We all desire meaning in life. That search always takes us along winding paths filled with brief moments of satisfaction that eventually fade.

As we begin our study, we will find that we can all relate to the journey of Solomon because, for so many of us, it is our own. When we attempt to find meaning in the pursuit of pleasure, power, careers, wealth, and the depths of the world’s philosophies, we eventually find we’ve come to a dead end in each of these pursuits. As Solomon puts it, vanity (emptiness), vexation of spirit, wanting, madness and folly, not to mention physical exhaustion. Man’s lifework with all of its activity produces limited satisfaction. For all of the vanities described in the Book of Ecclesiastes, the answer is Christ.

The autobiographical profile of the book’s writer unmistakably points to Solomon. There are some commentators who claim that we don’t know who the author is, but the overwhelming evidence is found in verse 1: “The words of the Preacher, the son of David, king in Jerusalem.”   While David had other sons, only Solomon fits these titles. Solomon was the “son of David, king in Jerusalem” (1:1) and “king over Israel in Jerusalem” (1:12).
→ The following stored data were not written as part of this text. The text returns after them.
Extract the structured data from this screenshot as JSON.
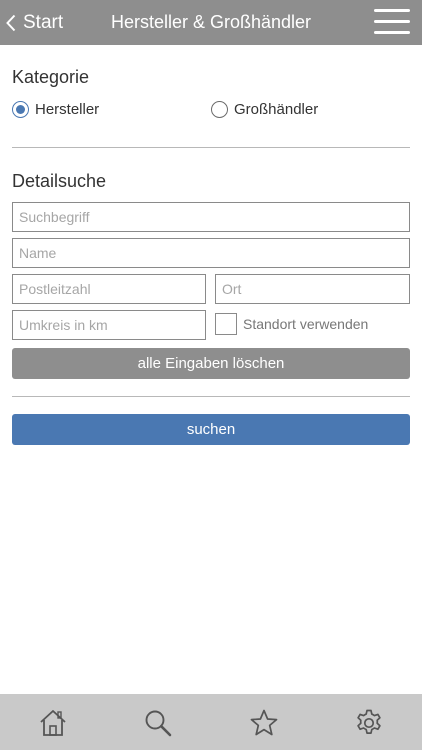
{
  "nav": {
    "back_label": "Start",
    "title": "Hersteller & Großhändler"
  },
  "category": {
    "heading": "Kategorie",
    "options": [
      {
        "label": "Hersteller",
        "selected": true
      },
      {
        "label": "Großhändler",
        "selected": false
      }
    ]
  },
  "details": {
    "heading": "Detailsuche",
    "search_placeholder": "Suchbegriff",
    "name_placeholder": "Name",
    "zip_placeholder": "Postleitzahl",
    "city_placeholder": "Ort",
    "radius_placeholder": "Umkreis in km",
    "use_location_label": "Standort verwenden",
    "use_location_checked": false,
    "clear_label": "alle Eingaben löschen",
    "search_label": "suchen"
  },
  "tabbar": {
    "items": [
      {
        "icon": "home-icon"
      },
      {
        "icon": "search-icon"
      },
      {
        "icon": "star-icon"
      },
      {
        "icon": "gear-icon"
      }
    ]
  },
  "colors": {
    "navbar": "#8e8e8e",
    "accent": "#4a78b2",
    "tabbar": "#c9c9c9"
  }
}
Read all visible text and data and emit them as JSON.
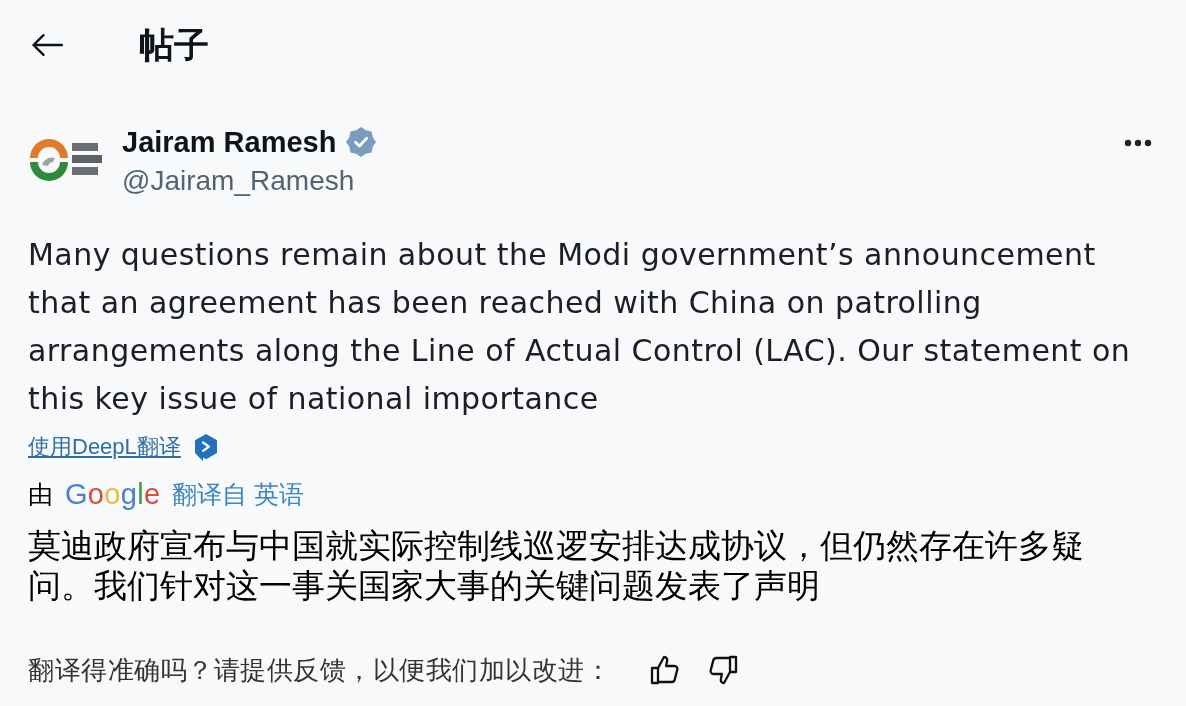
{
  "header": {
    "title": "帖子"
  },
  "post": {
    "author": {
      "name": "Jairam Ramesh",
      "verified": true,
      "handle": "@Jairam_Ramesh"
    },
    "text": "Many questions remain about the Modi government’s announcement that an agreement has been reached with China on patrolling arrangements along the Line of Actual Control (LAC). Our statement on this key issue of national importance",
    "translate_link": "使用DeepL翻译",
    "translation": {
      "prefix": "由",
      "provider": "Google",
      "source": "翻译自 英语",
      "text": "莫迪政府宣布与中国就实际控制线巡逻安排达成协议，但仍然存在许多疑问。我们针对这一事关国家大事的关键问题发表了声明"
    }
  },
  "feedback": {
    "prompt": "翻译得准确吗？请提供反馈，以便我们加以改进："
  }
}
The writings chronicles Solomon’s life (1 Kings 2-11; 3), and the role of one who “taught the people knowledge” and wrote “many proverbs” (Ecclesiastes 12:9) corresponds to his life. All point to Solomon, the son of David, as the author.

Solomon was probably writing in his latter years, primarily to warn the young people of his kingdom, but applies to all.  His message was to avoid walking through life on the path of human wisdom; he exhorted them to live by the revealed wisdom of God which we will later see in Ecclesiastes 12:9–14.

Solomon’s reputation for possessing extraordinary wisdom also fits the Ecclesiastes profile. David recognized his son’s wisdom (1 Kings 2:6, 9) before God gave Solomon an additional measure. Solomon asked God for wisdom, and God gave him wisdom in abundance. After he received a “wise and understanding heart” from the Lord (1 Kings 3:7–12), Solomon gained renown for being exceedingly wise by rendering insightful decisions (1 Kings 3:16–28), a reputation that attracted “all the kings of the earth” to his courts (1 Kings 4:34). In addition, he composed songs and proverbs (1 Kings 4:32; cf. 12:9), activity befitting only the ablest of sages. Solomon’s wisdom, like Job’s wealth, surpassed the wisdom “of all the people of the east” (1 Kings 4:30; Job 1:3).

While this book was written over 3,000 years ago, the message of Ecclesiastes still resonates. The pursuit of things, people, objects, power and pleasure bring nothing more than emptiness. In the pursuit of anything but God, we will always come up wanting. For it is only in the accomplishments of God and His grace that we are perfectly satisfied.

Solomon gives a personal account of his endeavors in what he referred to as “chasing after the wind.” In his quest for exponential wisdom, for satisfaction in every field under the sun, meaning worldly pursuits,  he not only realized how pointless his pursuits were, but also how exhausting they were both physically and spiritually. Although he had gained more knowledge than anyone in Israelite history, he realized that he neither had personal gratification nor the power to alleviate other people’s misery.

The closing remarks of chapter one affirmed that seeking wisdom and satisfaction also unearthed human corruption and desolation - "For in much wisdom is much grief: and he that increaseth knowledge increaseth sorrow" (verse 18).  Keep in mind that Solomon is speaking of worldly wisdom, not the wisdom of God.  Solomon would come to know madness and folly as he foolishly pursued wisdom apart from God.

The key word is “vanity,” which expresses the futile attempt to be satisfied apart from God. All earthly goals and ambitions when pursued as ends in themselves produce only emptiness, because God is God of every age.  He is the Creator, the Maker and Giver of life.  He is the ultimate point of our lives, because He created us for a purpose and for His pleasure.  Apart from God, 
there no point to life, and no purpose or direction to it, either.

The book of Ecclesiastes is applicable to all. Those who listen will benefit from the principles he drew as a result of his experiences. In spite of his foolish behavior and thinking, God took corrective measures in Solomon’s life and drew him back to Himself.